It was a strange time for the phone to be ringing. About 20 minutes before Shabbos, after all the children had already checked in, the house was quiet in anticipation. My mental checklist had been reviewed: food in the oven, Crockpot set to low, table set, hot water ready. My husband was in the shower and I took a few minutes to catch up on my Tehillim before candle lighting.
I did not recognize the caller ID name when the phone rang. I answered and the man at the other end identified himself as Shmuel. He asked with great urgency to speak to my husband. I said he was getting ready for Shabbos. He then reminded me that he used to work with my husband many years ago, and that this was a matter of pikuach nefesh. He agreed to tell me his story in total confidence.
For the next few minutes he shared with me details of his four-month-old cancer diagnosis, how he had beaten it, and its return in another spot. Because of its proximity to the lungs, surgery could not be performed; doctors would attempt to shrink the tumor with medication.
As I murmured words that I hoped were full of empathy, I still had no idea why he was calling my husband. Finally he explained that although Medicare covered his medication, some of his costs were not covered by insurance, and he was in desperate need of cash. I had no idea if we were talking tens, hundreds or even thousands of dollars, so I said I may not have a lot of cash on hand, but could he take a check? He said a check made out to the pharmacy would be fine. And how much were we talking about? Roughly $50. I told him this would be no problem, but he should know that we had moved in the years since we had been in contact. I then gave him directions to our new place. He thanked me profusely and said he would be right over.
By this time, my husband was out of the shower and I hurriedly explained the nature of the call. The clock was ticking down toward Shabbos, and I did not know what to do. Our apartment complex is quite large, and in order to get into the building, one needs to ring a buzzer that is answered through the phone system in the apartment. Obviously, if I lit candles I could not answer the buzzer. And for his part, my husband is an aveil and can’t be late for shul. As we watched the clock tick down, we both wondered who would determine that pikuach nefesh docheh l’Shabbos.
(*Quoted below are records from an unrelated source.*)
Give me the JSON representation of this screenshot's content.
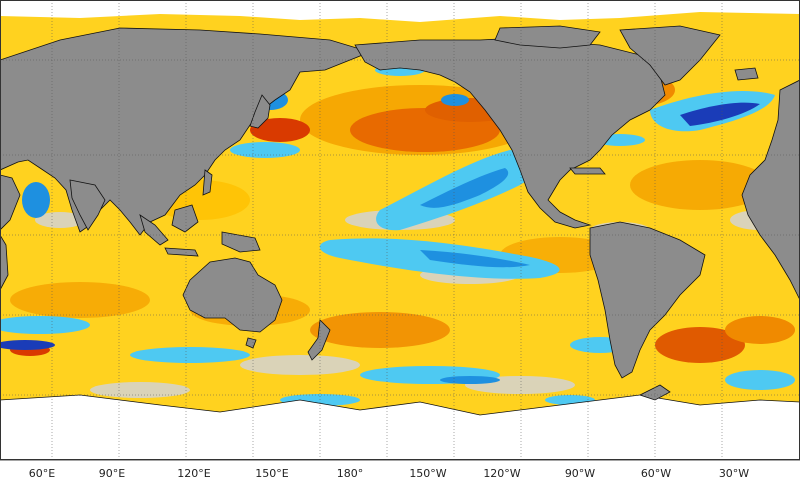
{
  "map": {
    "projection": "equirectangular",
    "center_longitude": "180",
    "longitude_labels": [
      "60°E",
      "90°E",
      "120°E",
      "150°E",
      "180°",
      "150°W",
      "120°W",
      "90°W",
      "60°W",
      "30°W"
    ],
    "colors": {
      "land": "#8c8c8c",
      "ice_ocean_blank": "#ffffff",
      "near_zero": "#d4d4d4",
      "warm_light": "#ffe21a",
      "warm_mid": "#ffb300",
      "warm_strong": "#f07a00",
      "hot": "#d93a00",
      "cool_light": "#4ec9f2",
      "cool_mid": "#1e90e0",
      "cold": "#1a3cb8",
      "grid_line": "#555555",
      "coastline": "#111111"
    }
  }
}
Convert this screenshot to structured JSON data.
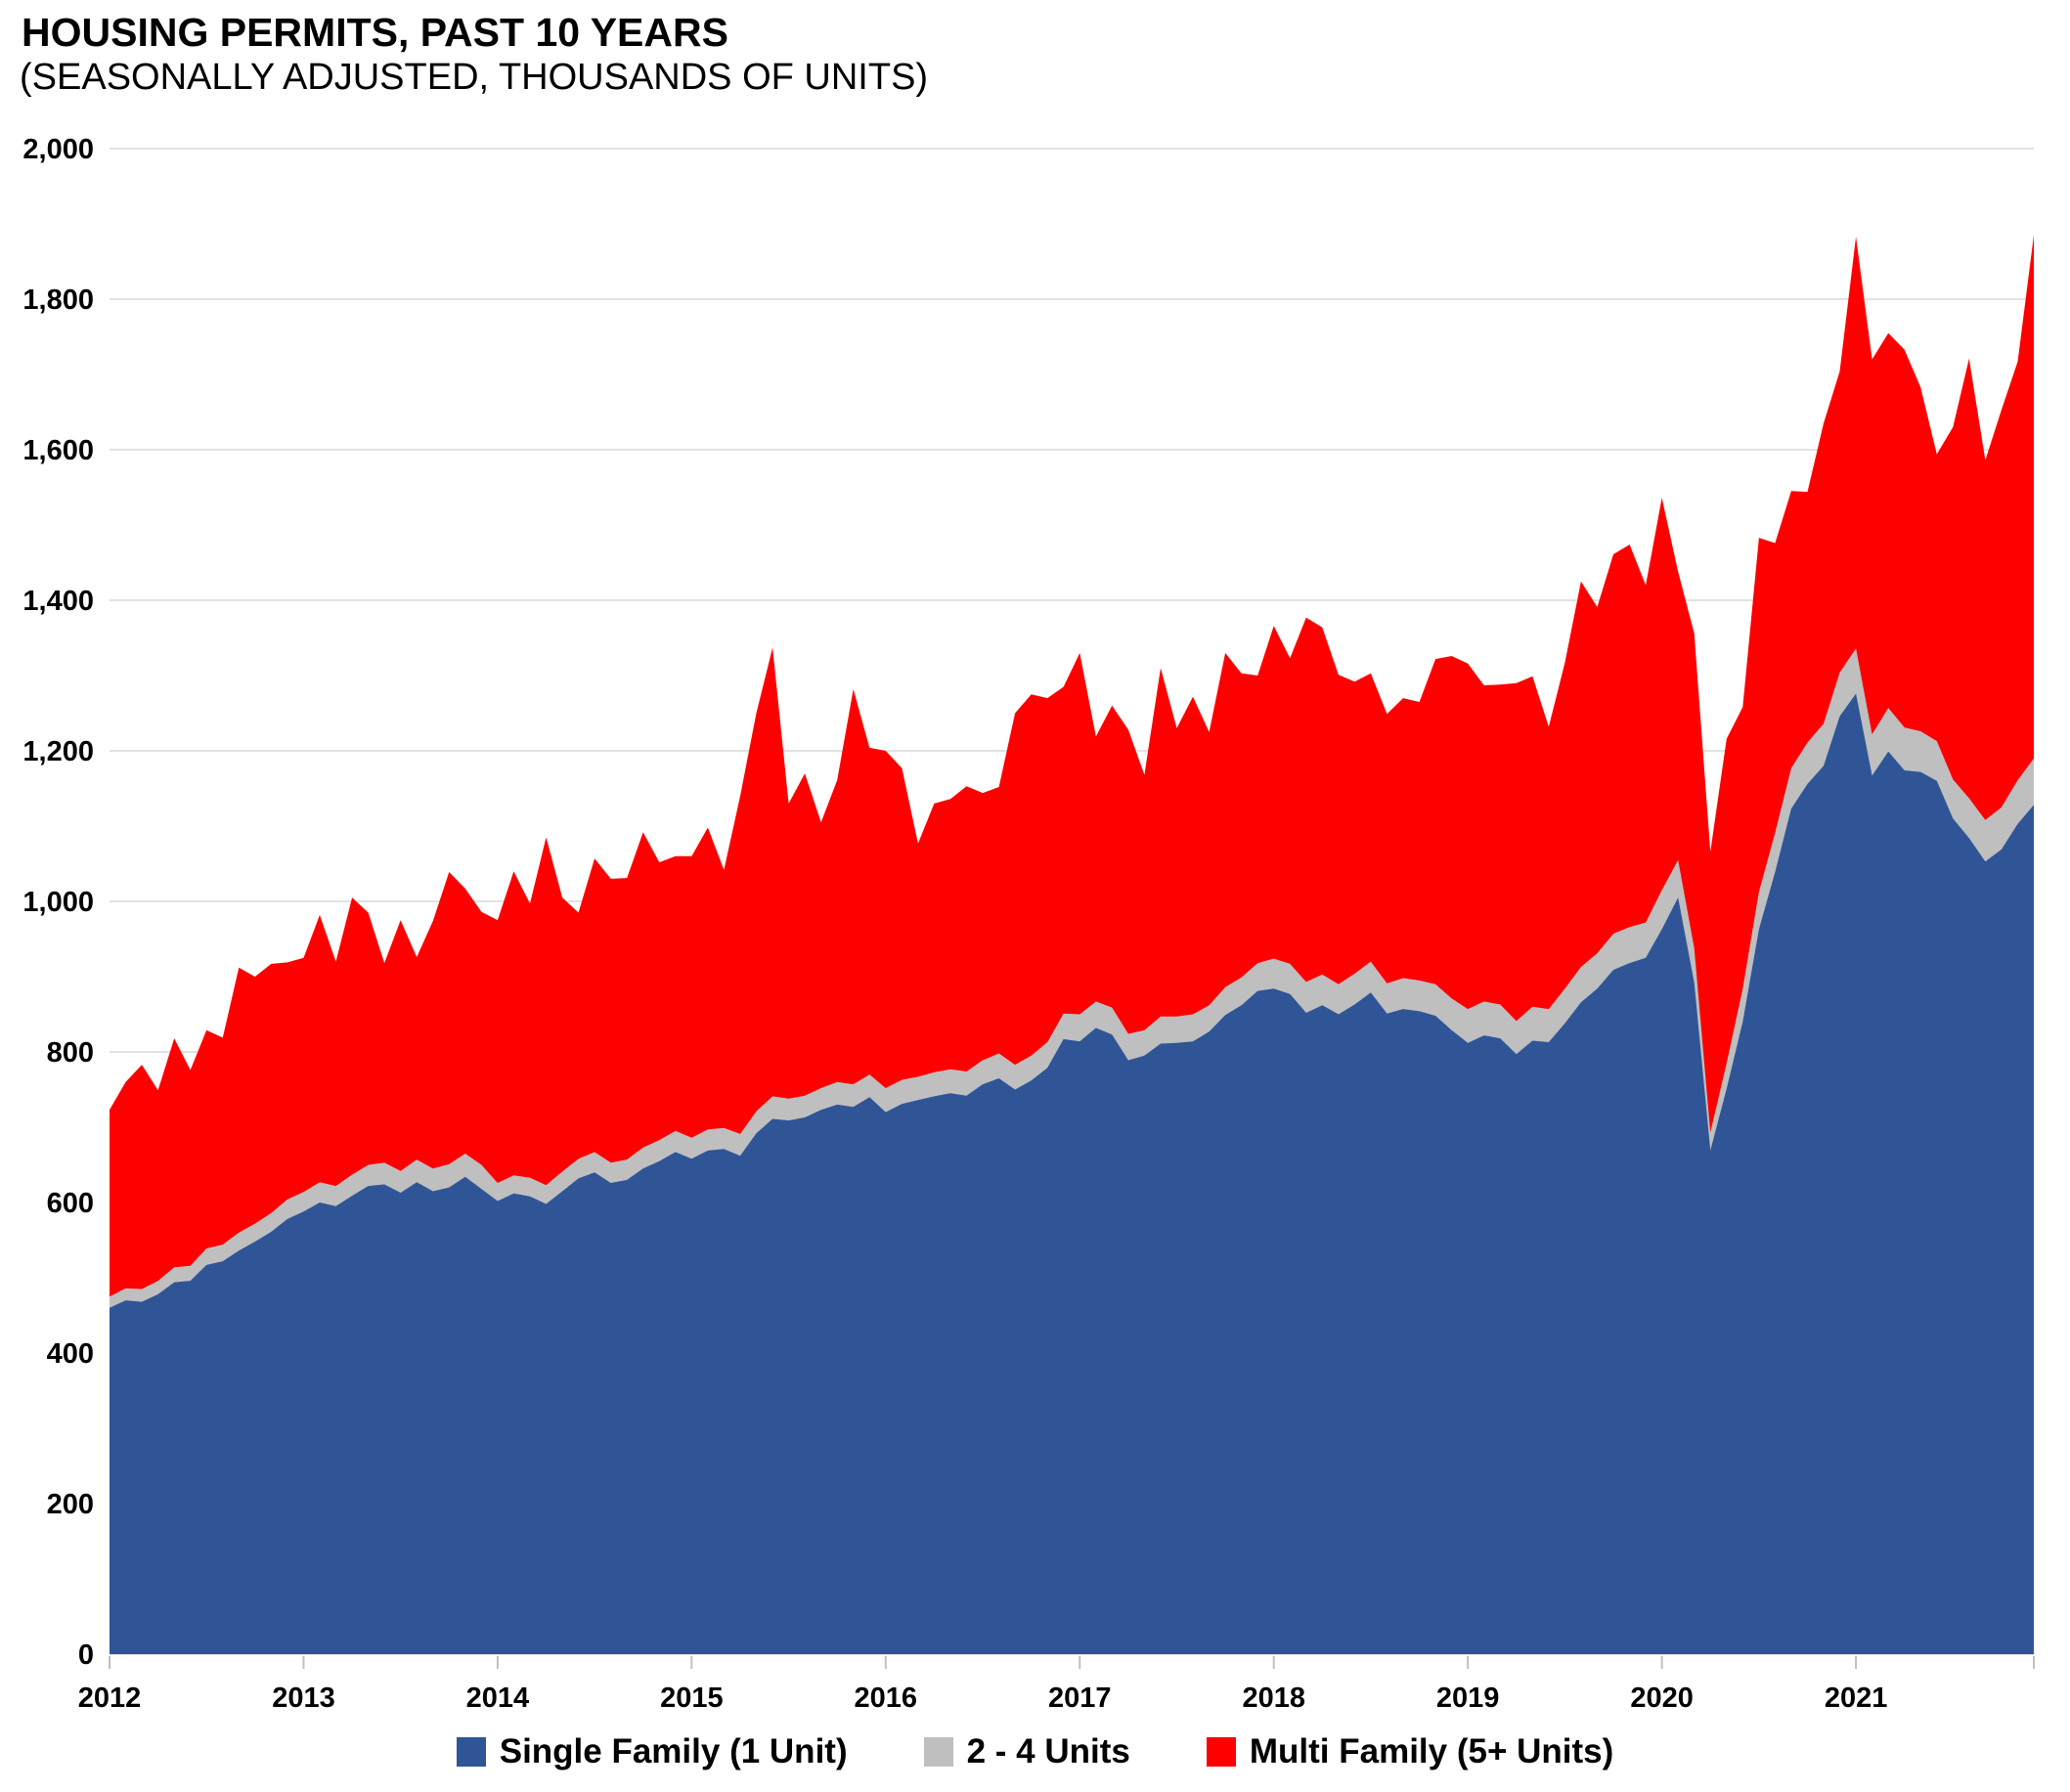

It is my family’s minhag, for many generations, to light the candles 30 minutes before shekiah, as opposed to the commonly held custom of 20 minutes. So I told my husband that those 10 extra minutes should not be an issue. And isn’t it also true, I wondered aloud, that I really had until shekiah before being considered to have been mechalel Shabbos?
Meanwhile, I wrote the check and paced back and forth saying Tehillim with great fervor for this troubled man. Time seemed to be rushing toward the latest permissible candle lighting time, while at the same time it seemed to be moving slowly, as I waited for the bell to ring while watching the minutes go by. At the moment he could wait no longer to leave for shul and still be on time for davening, my husband opened the door and heading down the hall was Shmuel. Someone else had apparently let him into the building.